A leur retour en France, tous les «Experts» ont reçu un accueil à la hauteur de leur exploit. De Chambéry à Montpellier en passant par Toulouse, ils n’avaient jamais été aussi nombreux à saluer des joueurs de handball. Lors de la première journée, ils étaient plus de 5.000 dans la salle du promu nantais pour accueillir Daouda Karaboué, Cédric Burdet et Joël Abati, les trois médaillés de Montpellier, en l’absence de Michael Guigou, blessé.
«Tout est moins grandiose»
Avec deux victoires en deux matchs et une première place au classement du championnat, les champions de France n’ont d’ailleurs pas brisé l’élan victorieux des Jeux, mais «il est difficile de repartir», note Cédric Burdet. «Tout est un peu moins grandiose. Il faut tourner cette page des JO. Et c’est forcément pas facile. Après, il n’y pas de passe droits, pas de privilèges parce qu’on est champions olympiques. Ça ne nous donne pas plus de pouvoirs ou de libertés.»

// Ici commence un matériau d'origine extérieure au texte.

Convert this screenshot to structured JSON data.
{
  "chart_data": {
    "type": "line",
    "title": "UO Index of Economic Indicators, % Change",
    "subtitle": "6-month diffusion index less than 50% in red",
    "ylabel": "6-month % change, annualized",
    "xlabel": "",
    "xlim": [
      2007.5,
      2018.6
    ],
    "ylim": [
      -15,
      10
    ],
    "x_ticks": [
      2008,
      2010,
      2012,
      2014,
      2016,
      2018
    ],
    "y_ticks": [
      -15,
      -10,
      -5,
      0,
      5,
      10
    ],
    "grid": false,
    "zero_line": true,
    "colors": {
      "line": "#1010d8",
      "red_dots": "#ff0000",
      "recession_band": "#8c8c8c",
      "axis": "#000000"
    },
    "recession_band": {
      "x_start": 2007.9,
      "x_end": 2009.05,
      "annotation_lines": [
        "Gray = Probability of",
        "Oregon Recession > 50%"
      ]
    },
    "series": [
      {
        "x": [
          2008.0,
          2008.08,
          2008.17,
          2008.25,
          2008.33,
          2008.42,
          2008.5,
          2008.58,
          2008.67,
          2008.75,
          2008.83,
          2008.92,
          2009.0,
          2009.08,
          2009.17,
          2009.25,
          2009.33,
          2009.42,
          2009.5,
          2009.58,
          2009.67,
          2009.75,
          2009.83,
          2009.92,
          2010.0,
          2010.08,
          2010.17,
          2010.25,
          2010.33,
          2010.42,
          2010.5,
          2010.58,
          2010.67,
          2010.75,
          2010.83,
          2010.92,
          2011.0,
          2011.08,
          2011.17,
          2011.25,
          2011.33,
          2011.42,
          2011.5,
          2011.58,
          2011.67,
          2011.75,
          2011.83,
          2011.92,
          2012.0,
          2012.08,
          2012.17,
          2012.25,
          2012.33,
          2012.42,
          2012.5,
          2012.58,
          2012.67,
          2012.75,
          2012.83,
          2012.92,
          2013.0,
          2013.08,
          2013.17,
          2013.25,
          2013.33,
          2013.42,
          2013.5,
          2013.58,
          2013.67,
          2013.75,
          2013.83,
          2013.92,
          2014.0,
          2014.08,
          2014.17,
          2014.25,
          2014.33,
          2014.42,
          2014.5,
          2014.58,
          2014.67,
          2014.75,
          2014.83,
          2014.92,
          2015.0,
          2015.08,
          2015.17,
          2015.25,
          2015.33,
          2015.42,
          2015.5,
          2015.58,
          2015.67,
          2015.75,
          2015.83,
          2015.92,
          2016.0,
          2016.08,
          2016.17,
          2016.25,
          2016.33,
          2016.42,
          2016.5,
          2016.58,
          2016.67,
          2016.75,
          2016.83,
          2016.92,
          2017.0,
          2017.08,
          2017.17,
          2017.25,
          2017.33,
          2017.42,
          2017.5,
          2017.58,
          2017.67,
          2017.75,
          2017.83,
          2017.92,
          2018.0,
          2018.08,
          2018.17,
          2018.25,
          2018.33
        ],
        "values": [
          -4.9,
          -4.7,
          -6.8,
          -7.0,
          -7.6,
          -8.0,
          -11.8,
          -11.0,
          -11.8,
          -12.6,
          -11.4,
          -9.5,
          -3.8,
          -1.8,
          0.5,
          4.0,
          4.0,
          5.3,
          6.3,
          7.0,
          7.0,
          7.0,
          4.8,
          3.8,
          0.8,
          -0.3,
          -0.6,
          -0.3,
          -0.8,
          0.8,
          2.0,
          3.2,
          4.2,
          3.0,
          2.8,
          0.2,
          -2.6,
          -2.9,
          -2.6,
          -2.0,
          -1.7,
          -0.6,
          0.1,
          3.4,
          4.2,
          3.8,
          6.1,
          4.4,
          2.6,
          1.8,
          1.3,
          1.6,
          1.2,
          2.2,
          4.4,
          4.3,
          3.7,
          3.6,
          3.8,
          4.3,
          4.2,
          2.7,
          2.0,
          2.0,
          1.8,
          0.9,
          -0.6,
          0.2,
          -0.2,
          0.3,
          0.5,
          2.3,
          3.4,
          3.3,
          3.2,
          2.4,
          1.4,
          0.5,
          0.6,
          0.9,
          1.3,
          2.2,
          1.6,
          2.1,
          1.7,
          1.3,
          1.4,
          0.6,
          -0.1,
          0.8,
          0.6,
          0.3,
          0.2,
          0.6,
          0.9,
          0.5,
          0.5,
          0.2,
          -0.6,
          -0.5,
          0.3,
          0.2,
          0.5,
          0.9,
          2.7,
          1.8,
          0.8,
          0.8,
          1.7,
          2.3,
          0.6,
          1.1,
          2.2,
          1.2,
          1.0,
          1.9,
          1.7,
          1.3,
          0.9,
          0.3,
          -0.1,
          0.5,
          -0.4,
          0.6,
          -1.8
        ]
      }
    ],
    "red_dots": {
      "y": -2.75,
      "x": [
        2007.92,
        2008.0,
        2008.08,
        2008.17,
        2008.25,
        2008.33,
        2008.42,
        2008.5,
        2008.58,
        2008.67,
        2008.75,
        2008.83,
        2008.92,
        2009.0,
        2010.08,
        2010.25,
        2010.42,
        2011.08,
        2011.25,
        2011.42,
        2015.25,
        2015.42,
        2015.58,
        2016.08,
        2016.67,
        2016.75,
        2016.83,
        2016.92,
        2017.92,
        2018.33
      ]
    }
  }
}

Pour Christophe Kempe, la casquette de champion olympique est même difficile à assumer. Lors de son retour aux affaires, le pivot toulousain avoue être passé à côté de son sujet: «La défaite contre Sélestat m’a vraiment fait descendre de mon nuage. Je me suis mis un peu trop de pression parce que je savais que pour ma première à domicile, j’étais très attendu. A vouloir trop bien faire, j’ai fait mal.»
Pour l’animateur en chef des Bleus à Pékin, le temps des accolades ministérielles et des bouteilles à sabrer est donc oublié.
Loin des 18.000 spectateurs de Pékin
Même refrain pour le nouvel entraîneur du Paris-Handball, Olivier Girault, qui se remet doucement d’un derby perdu face à Tremblay-en-France le week-end dernier. Loin des 18.000 spectateurs du palais des sports pékinois, il ne devrait pas en croiser plus d’un millier, mercredi à Sélestat. «Voilà, c’est notre quotidien, poursuit Kempe. On y est habitué. C’est ce qui nous fait vivre et on doit s’y replonger. Il ne faut pas être surpris d’aller jouer en amical à Bagnères-de-Bigorre, dans la salle de Tremblay ou de recevoir Aurillac.» Il n’y a pas de doute, la page des JO est bel et bien tournée.